Housing Dreams Dashed on Mass/Cass as Hospital Potentially Looks at Key Property

By Seth Daniel

Officials from the Newmarket Business Association reported to the South End Forum Opiate Working Group that hopes for supportive housing at the corner of Melnea Cass and Hampden Street are likely dashed with reports of a pending sale to a Boston-area hospital.

Sue Sullivan, director of Newmarket, told the Working Group on Tuesday afternoon that the expansive property that once housed Bay State Spring and also a scrap-metal yard is said to be under agreement to an entity related to Children’s Hospital.

Children’s Hospital did not return an e-mail in time for comment on this development.

It had been a prime location scouted out by the group and Newmarket to potentially develop supportive housing to address the homelessness and addiction situation in the Mass/Cass area.

“We understand that property is now under agreement with a hospital of some sort – an entity with an affiliation to Children’s Hospital,” she said. “We had been looking at that as a significant development site on the corner of Melnea Cass,” said Sullivan. “I would never say residential, but this is an exception and great for residential along Melnea Cass and light industrial areas behind it. That would be great and a perfect fit for workforce housing. Unfortunately, I don’t think it’s going that way. It think it’s going to be a hospital.”

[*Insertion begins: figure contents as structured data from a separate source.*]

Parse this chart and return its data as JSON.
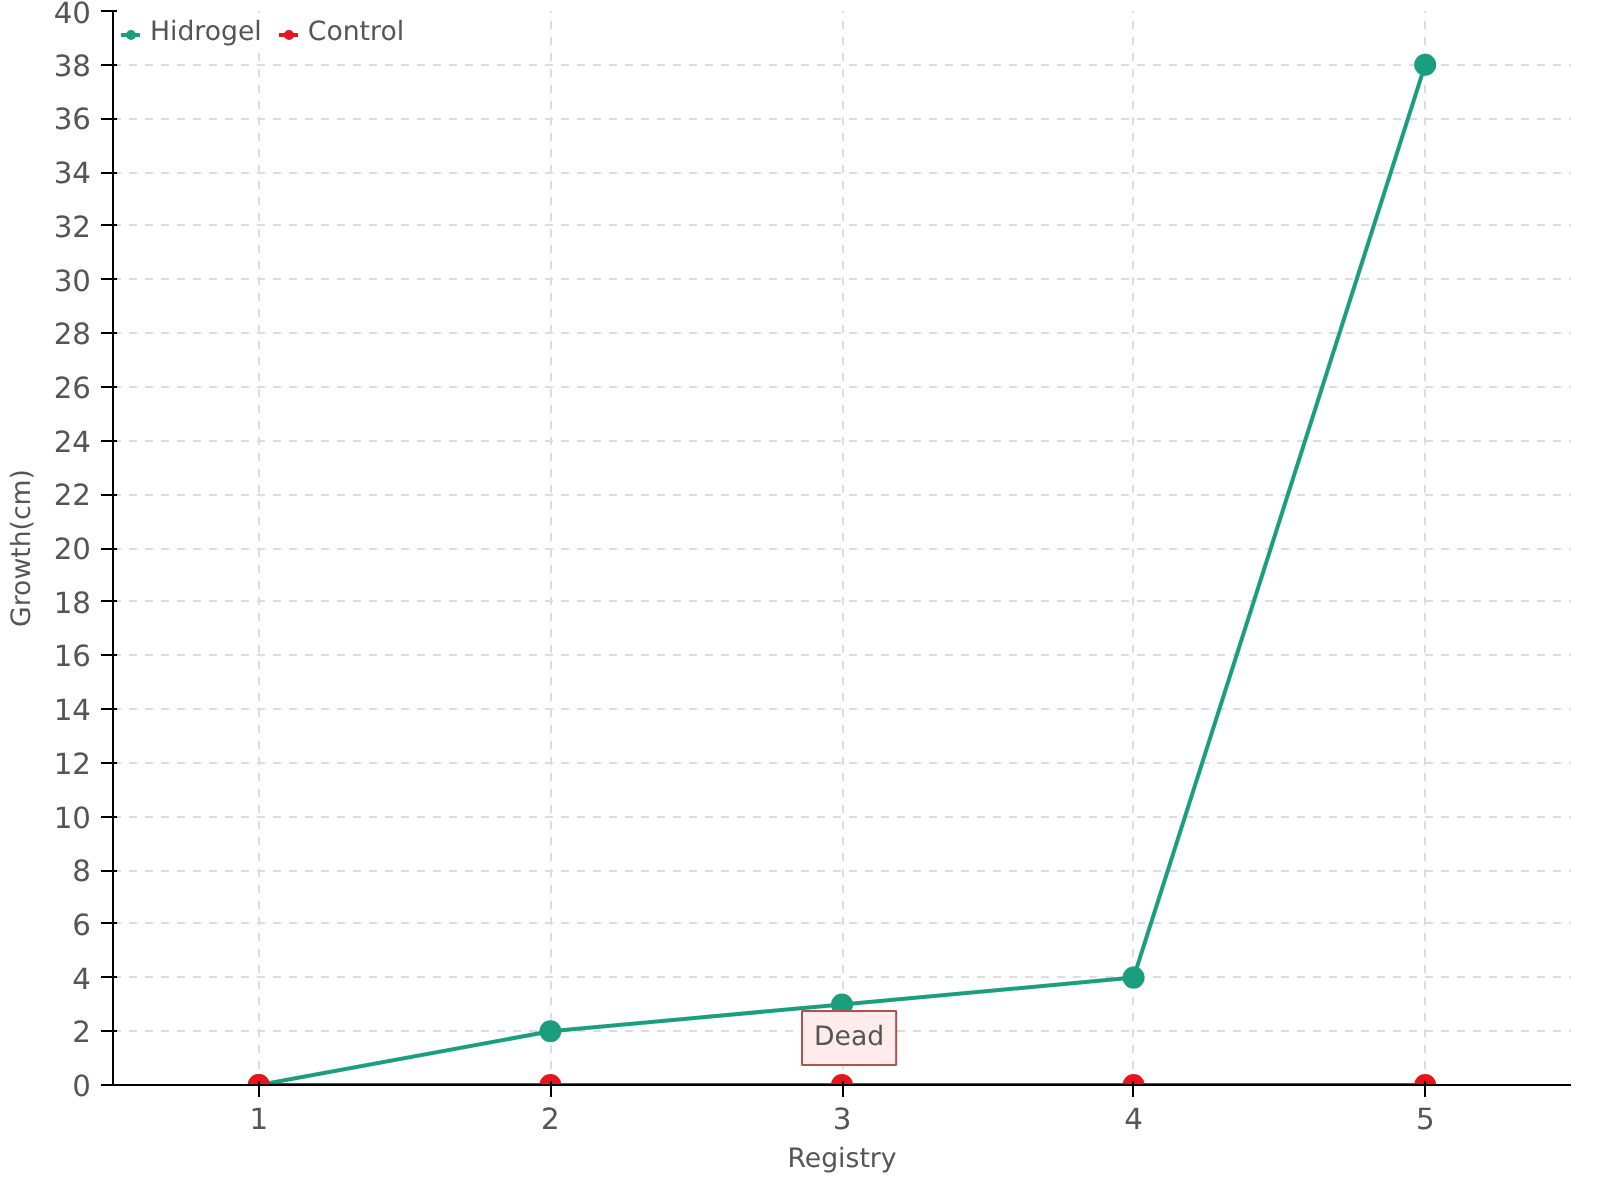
{
  "chart_data": {
    "type": "line",
    "xlabel": "Registry",
    "ylabel": "Growth(cm)",
    "x": [
      1,
      2,
      3,
      4,
      5
    ],
    "series": [
      {
        "name": "Hidrogel",
        "color": "#1a9e7e",
        "values": [
          0,
          2,
          3,
          4,
          38
        ]
      },
      {
        "name": "Control",
        "color": "#e8141c",
        "values": [
          0,
          0,
          0,
          0,
          0
        ]
      }
    ],
    "xlim": [
      0.5,
      5.5
    ],
    "xticks": [
      1,
      2,
      3,
      4,
      5
    ],
    "ylim": [
      0,
      40
    ],
    "yticks": [
      0,
      2,
      4,
      6,
      8,
      10,
      12,
      14,
      16,
      18,
      20,
      22,
      24,
      26,
      28,
      30,
      32,
      34,
      36,
      38,
      40
    ],
    "annotations": [
      {
        "text": "Dead",
        "x": 3,
        "y": 0
      }
    ],
    "grid": true,
    "legend": "top left",
    "marker": "circle",
    "line_style": "solid"
  }
}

Sullivan said there was no way to know what the price was in the agreement, but she said the properties have been marketed in recent months for about $12 million.

For the Working Group, one of the hopes has been to create affordable, workforce housing and supportive housing with addiction services along the edge of Melnea Cass – taking what has become the face of the opiate epidemic and turning it into a solution with housing and services.

One of the key sites was at the Hampden corner.

For Sullivan, agreeing to any housing has been tough as Newmarket is voraciously protective of its industrial and commercial status – it being one of the few strictly industrial zones left in the city.